Our tool enables an operator to identify the best policy for their DNS anycast service, i.e. the policy that will achieve the optimum distribution of clients across the anycast sites. Operators can also use more advanced policies. For example, on the left side (drop-down menu) there are options such as ‘Bring traffic to Europe’ and ‘Reduce traffic to USA’. Such options will help operators to identify which of the presented policies are most suitable.

The BGP Anycast Tuner is an open-source tool and available here.

Conclusions

Anycast networks are increasingly being adopted by operators to improve the robustness of their services and the quality of the user experience. DNS operators and CDN providers have been using anycast networks to deliver content to users spread across multiple countries. The management of those networks has brought new challenges to the DNS operator community. How many sites are required? [Schmidt2017] Where should those sites be placed to optimise the traffic?
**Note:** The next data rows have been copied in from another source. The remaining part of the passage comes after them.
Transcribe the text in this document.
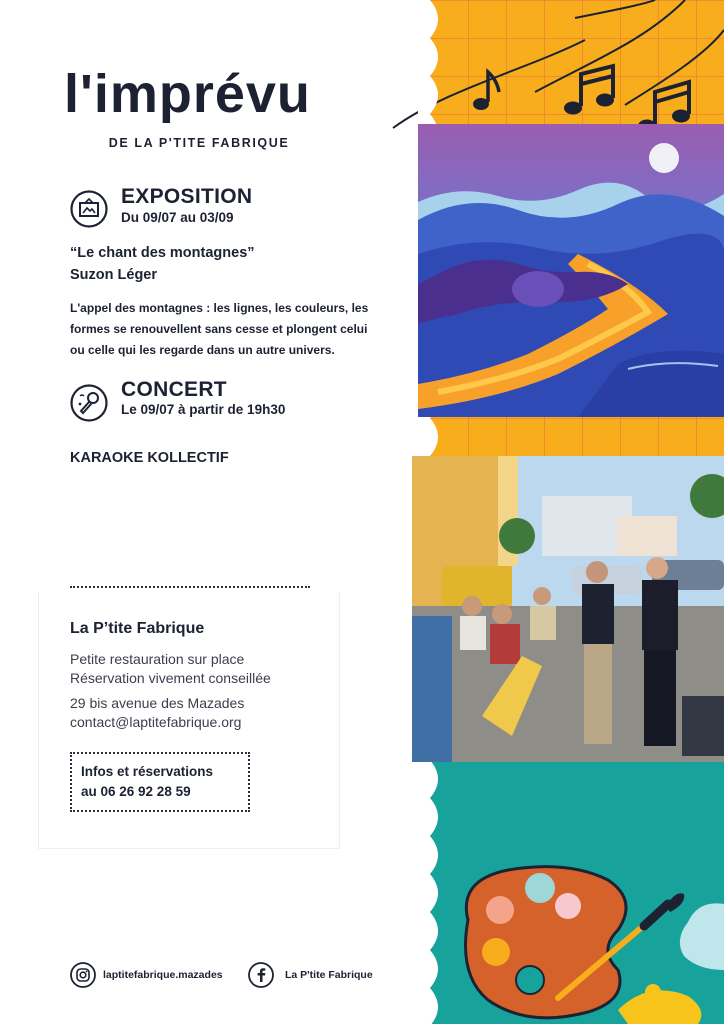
l'imprévu
DE LA P'TITE FABRIQUE
EXPOSITION
Du 09/07 au 03/09
“Le chant des montagnes”
Suzon Léger
L'appel des montagnes : les lignes, les couleurs, les
formes se renouvellent sans cesse et plongent celui
ou celle qui les regarde dans un autre univers.
CONCERT
Le 09/07 à partir de 19h30
KARAOKE KOLLECTIF
La P’tite Fabrique
Petite restauration sur place
Réservation vivement conseillée
29 bis avenue des Mazades
contact@laptitefabrique.org
Infos et réservations
au 06 26 92 28 59
laptitefabrique.mazades	La P'tite Fabrique
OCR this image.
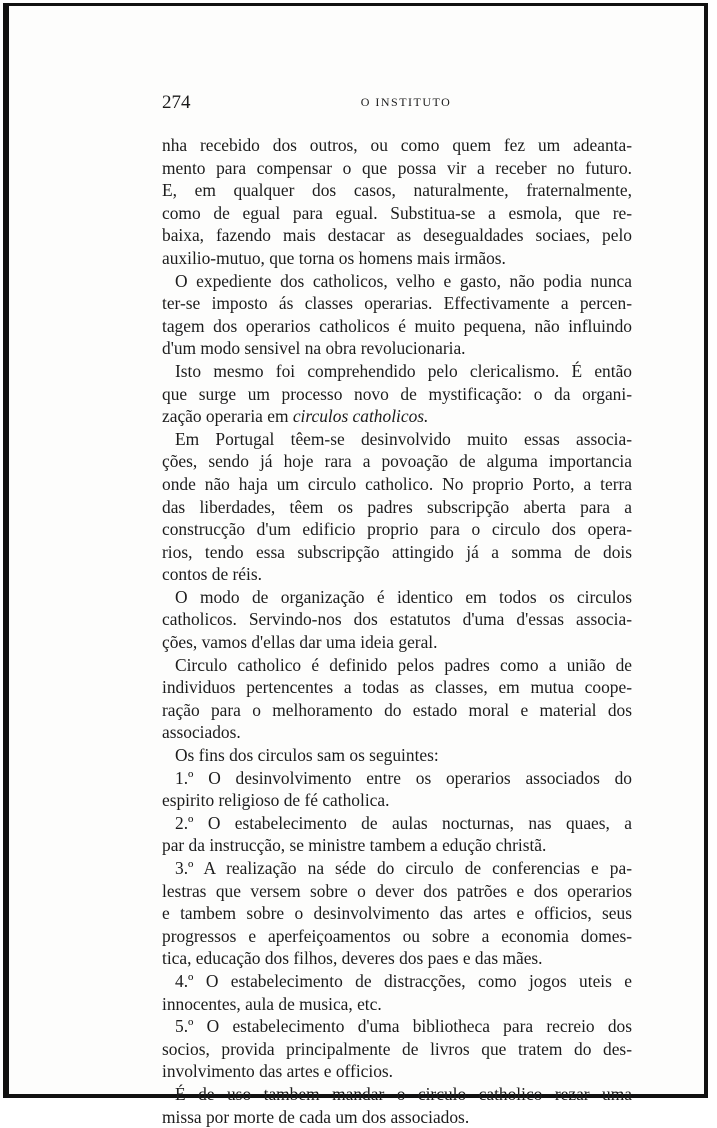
274	O INSTITUTO
nha recebido dos outros, ou como quem fez um adeanta-
mento para compensar o que possa vir a receber no futuro.
E, em qualquer dos casos, naturalmente, fraternalmente,
como de egual para egual. Substitua-se a esmola, que re-
baixa, fazendo mais destacar as desegualdades sociaes, pelo
auxilio-mutuo, que torna os homens mais irmãos.
O expediente dos catholicos, velho e gasto, não podia nunca
ter-se imposto ás classes operarias. Effectivamente a percen-
tagem dos operarios catholicos é muito pequena, não influindo
d'um modo sensivel na obra revolucionaria.
Isto mesmo foi comprehendido pelo clericalismo. É então
que surge um processo novo de mystificação: o da organi-
zação operaria em circulos catholicos.
Em Portugal têem-se desinvolvido muito essas associa-
ções, sendo já hoje rara a povoação de alguma importancia
onde não haja um circulo catholico. No proprio Porto, a terra
das liberdades, têem os padres subscripção aberta para a
construcção d'um edificio proprio para o circulo dos opera-
rios, tendo essa subscripção attingido já a somma de dois
contos de réis.
O modo de organização é identico em todos os circulos
catholicos. Servindo-nos dos estatutos d'uma d'essas associa-
ções, vamos d'ellas dar uma ideia geral.
Circulo catholico é definido pelos padres como a união de
individuos pertencentes a todas as classes, em mutua coope-
ração para o melhoramento do estado moral e material dos
associados.
Os fins dos circulos sam os seguintes:
1.º O desinvolvimento entre os operarios associados do
espirito religioso de fé catholica.
2.º O estabelecimento de aulas nocturnas, nas quaes, a
par da instrucção, se ministre tambem a edução christã.
3.º A realização na séde do circulo de conferencias e pa-
lestras que versem sobre o dever dos patrões e dos operarios
e tambem sobre o desinvolvimento das artes e officios, seus
progressos e aperfeiçoamentos ou sobre a economia domes-
tica, educação dos filhos, deveres dos paes e das mães.
4.º O estabelecimento de distracções, como jogos uteis e
innocentes, aula de musica, etc.
5.º O estabelecimento d'uma bibliotheca para recreio dos
socios, provida principalmente de livros que tratem do des-
involvimento das artes e officios.
É de uso tambem mandar o circulo catholico rezar uma
missa por morte de cada um dos associados.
How can BGP be used to achieve load-balancing across sites? How to debug the performance of clients? How can overall services be optimised in terms of latency and throughput?

In this last phase of the SAND project, we measured and mapped anycast services using the Verfploeter tool developed in the previous phase of the project. We also built an interactive interface (the BGP Anycast Tuner) that visualises the catchments of a service's anycast sites. In addition, a structured methodology was developed for measuring client distribution across anycast sites and measuring the effects of applying various BGP policies. Furthermore, we made the BGP Anycast Tuner freely available, enabling operators to analyse and manage the effects of different BGP configurations on their sites.

We are following up the work by working with SIDN's operations team to implement our measurement methodology as part of the anycast monitoring for .nl. The findings presented here and the testbed infrastructure also continue to be used in other research, such as the PAADDoS project.

Acknowledgments

This work was funded by SIDN Labs and NLnet Labs through the project Self-managing Anycast Networks for the DNS (SAND). SAND is a collaboration involving the University of Twente, SIDN Labs and NLnet Labs.

This blog relates to the second phase of the SAND project (2018-2020). The first phase have yielded various products, including the Verfploeter tool.

We also wish to thank the University of Southern California for its cooperation, particularly John Heidemann for his valuable feedback throughout the project.

References

  • [Moura2015] Moura, G. C. M., Schmidt, R. D. O., Heidemann, J., De Vries, W. B., Möller, M., Wei, L., & Hesselman, C. (2016). Anycast vs. DDoS: Evaluating the November 2015 Root DNS Event. Paper presented at the Proceedings of the ACM SIGCOMM Internet Measurement Conference, IMC.

  • [Quotin2003] Quoitin, B., Pelsser, C., Swinnen, L., Bonaventure, O., & Uhlig, S. (2003). Interdomain traffic engineering with BGP. IEEE Communications Magazine, 41(5), 122-128. doi:10.1109/mcom.2003.1200112

  • Broad and load-aware anycast mapping with verfploeter. Paper presented at the Proceedings of the 2017 Internet Measurement Conference, London, United Kingdom. https://doi.org/10.1145/3131365.3131371

  • [Schmidt2017] Schmidt, R. D. O., Heidemann, J., & Kuipers, J. H. (2017, March). Anycast Latency: How many sites are enough? In Proceedings of the Passive and Active Measurement Workshop. Springer, Sydney, Australia (pp. 188-200).

  • [ISI2020] The ANT Lab: Analysis of Network Traffic. Online: https://ant.isi.edu/anycast/catchment/index.html

  • [Teixeira2007] Renata Teixeira, Steve Uhlig and Christophe Diot. BGP route propagation between neighboring domains. In International Conference on Passive and Active Network Measurement, pages 11–21. Springer, 2007.

  • [Hesselman 2017] C. Hesselman, G. C. M. Moura, R. d. O. Schmidt and C. Toet, Increasing DNS Security and Stability through a Control Plane for Top-Level Domain Operators, in IEEE Communications Magazine, vol. 55, no. 1, pp. 197-203, January 2017.